WASHINGTON, D.C.—Today, the U.S. Securities and Exchange Commission (SEC) adopted rule amendments to ensure that financial institutions better protect the sensitive personal information of their customers and alert those customers when a data breach occurs.  Director of Securities Policy Benjamin Schiffrin released the following statement:

“Protecting the sensitive personal information of consumers and investors is essential to ensuring confidence in the integrity and safety of our financial markets. Main Street Americans today face unprecedented threats from data breaches that expose them to identity theft. By requiring that broker-dealers, investment companies, and registered investment advisers have policies and procedures for detecting and responding to data breach incidents and for notifying customers of those breaches, the rule amendments that the SEC adopted today provide better protections for sensitive customer information and empower affected individuals to proactively limit the negative effects of a breach.
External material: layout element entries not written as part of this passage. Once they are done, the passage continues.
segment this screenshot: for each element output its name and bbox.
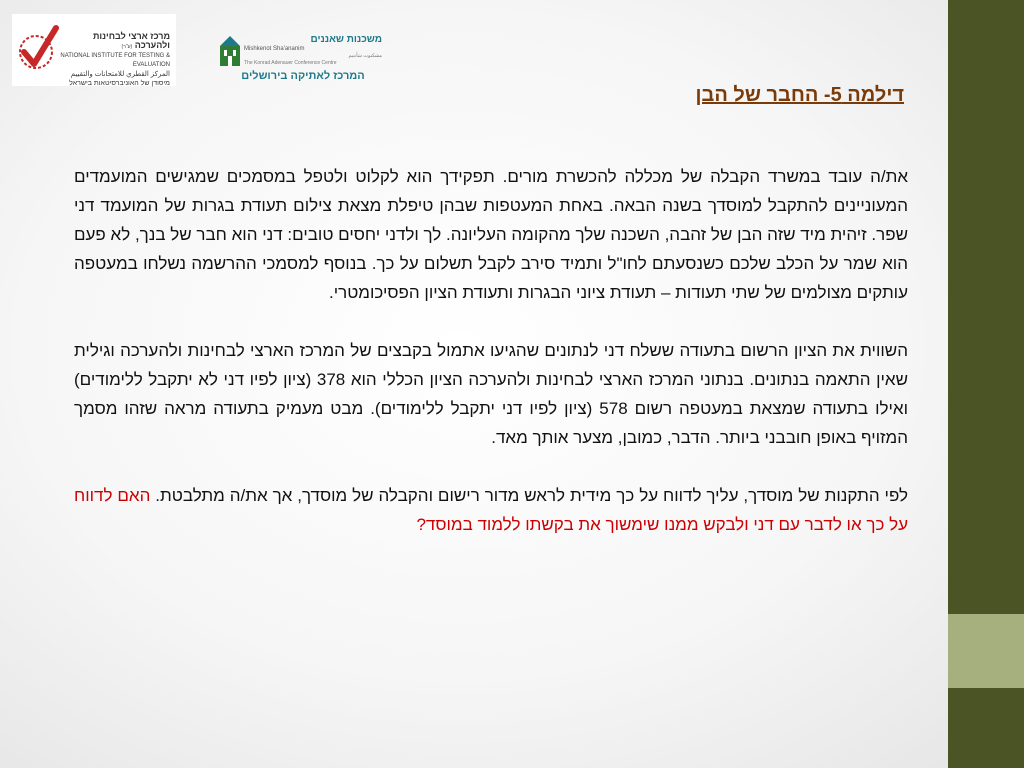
mishkenot-subtitle: The Konrad Adenauer Conference Centre [244, 60, 337, 66]
mishkenot-name-ar: مشكنوت شأننيم [348, 53, 382, 59]
dilemma-question: האם לדווח על כך או לדבר עם דני ולבקש ממנו שימשוך את בקשתו ללמוד במוסד? [74, 486, 908, 534]
paragraph-scenario: את/ה עובד במשרד הקבלה של מכללה להכשרת מורים. תפקידך הוא לקלוט ולטפל במסמכים שמגישים המועמדים המעוניינים להתקבל למוסדך בשנה הבאה. באחת המעטפות שבהן טיפלת מצאת צילום תעודת בגרות של המועמד דני שפר. זיהית מיד שזה הבן של זהבה, השכנה שלך מהקומה העליונה. לך ולדני יחסים טובים: דני הוא חבר של בנך, לא פעם הוא שמר על הכלב שלכם כשנסעתם לחו"ל ותמיד סירב לקבל תשלום על כך. בנוסף למסמכי ההרשמה נשלחו במעטפה עותקים מצולמים של שתי תעודות – תעודת ציוני הבגרות ותעודת הציון הפסיכומטרי. [74, 167, 908, 302]
mishkenot-text [244, 34, 382, 67]
slide-title: דילמה 5- החבר של הבן [695, 84, 904, 106]
paragraph-discovery: השווית את הציון הרשום בתעודה ששלח דני לנתונים שהגיעו אתמול בקבצים של המרכז הארצי לבחינות ולהערכה וגילית שאין התאמה בנתונים. בנתוני המרכז הארצי לבחינות ולהערכה הציון הכללי הוא 378 (ציון לפיו דני לא יתקבל ללימודים) ואילו בתעודה שמצאת במעטפה רשום 578 (ציון לפיו דני יתקבל ללימודים). מבט מעמיק בתעודה מראה שזהו מסמך המזויף באופן חובבני ביותר. הדבר, כמובן, מצער אותך מאד. [74, 341, 908, 447]
nite-tagline: מיסודן של האוניברסיטאות בישראל [69, 80, 170, 87]
ethics-center-name: המרכז לאתיקה בירושלים [241, 70, 365, 82]
dilemma-text: לפי התקנות של מוסדך, עליך לדווח על כך מידית לראש מדור רישום והקבלה של מוסדך, אך את/ה מתלבטת. [150, 486, 909, 505]
building-emblem-icon [218, 34, 242, 68]
nite-logo [12, 14, 176, 86]
nite-name-he: מרכז ארצי לבחינות ולהערכה [92, 31, 170, 50]
slide-body [74, 162, 908, 539]
nite-name-en: NATIONAL INSTITUTE FOR TESTING & EVALUATION [60, 53, 170, 68]
side-decor-band [948, 614, 1024, 688]
nite-logo-text [60, 32, 170, 88]
nite-name-suffix: (ע"ר) [121, 44, 133, 50]
mishkenot-logo [218, 34, 384, 86]
nite-name-ar: المركز القطري للامتحانات والتقييم [70, 71, 170, 78]
mishkenot-name-en: Mishkenot Sha'ananim [244, 46, 305, 52]
red-check-icon [16, 22, 60, 74]
paragraph-dilemma [74, 481, 908, 539]
mishkenot-name-he: משכנות שאננים [310, 34, 382, 45]
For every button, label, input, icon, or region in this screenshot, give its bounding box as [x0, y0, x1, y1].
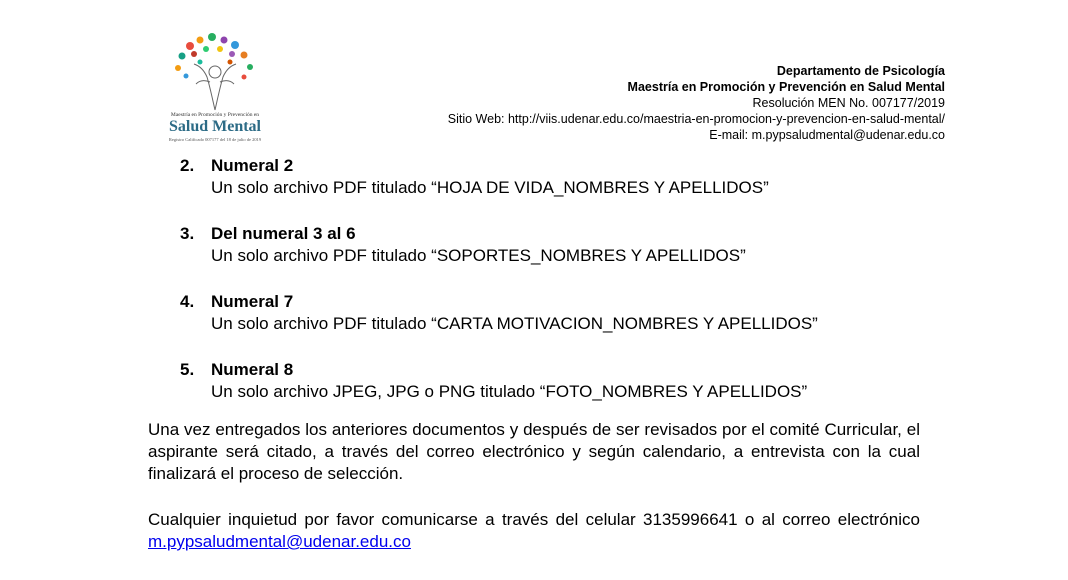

“The SEC’s rule amendments will therefore help prevent, and mitigate the harm from data breaches. They will do so by requiring financial firms to have an incident response program.  This program must include procedures to assess the nature and scope of any incident and to take the appropriate steps to contain and control the incident to prevent further harm.  Perhaps most importantly, financial firms must notify individuals whose sensitive personal information was accessed or used without authorization. This notification must occur within 30 days. The requirement that customers receive timely notifications in the event of the unauthorized access to or use of their sensitive personal information will enable these individuals to act expeditiously to protect themselves from identity theft or other harm.

“As we said in our comment letter, prior to today’s rule amendments, no SEC rules required broker-dealers, investment companies, or registered investment advisers to have a program for responding to data breaches.  This regulatory gap posed unnecessary risks to America’s investors.  The SEC’s action today fills that gap and reduces the risk of harm to customers from the unauthorized access to or use of their sensitive personal information.”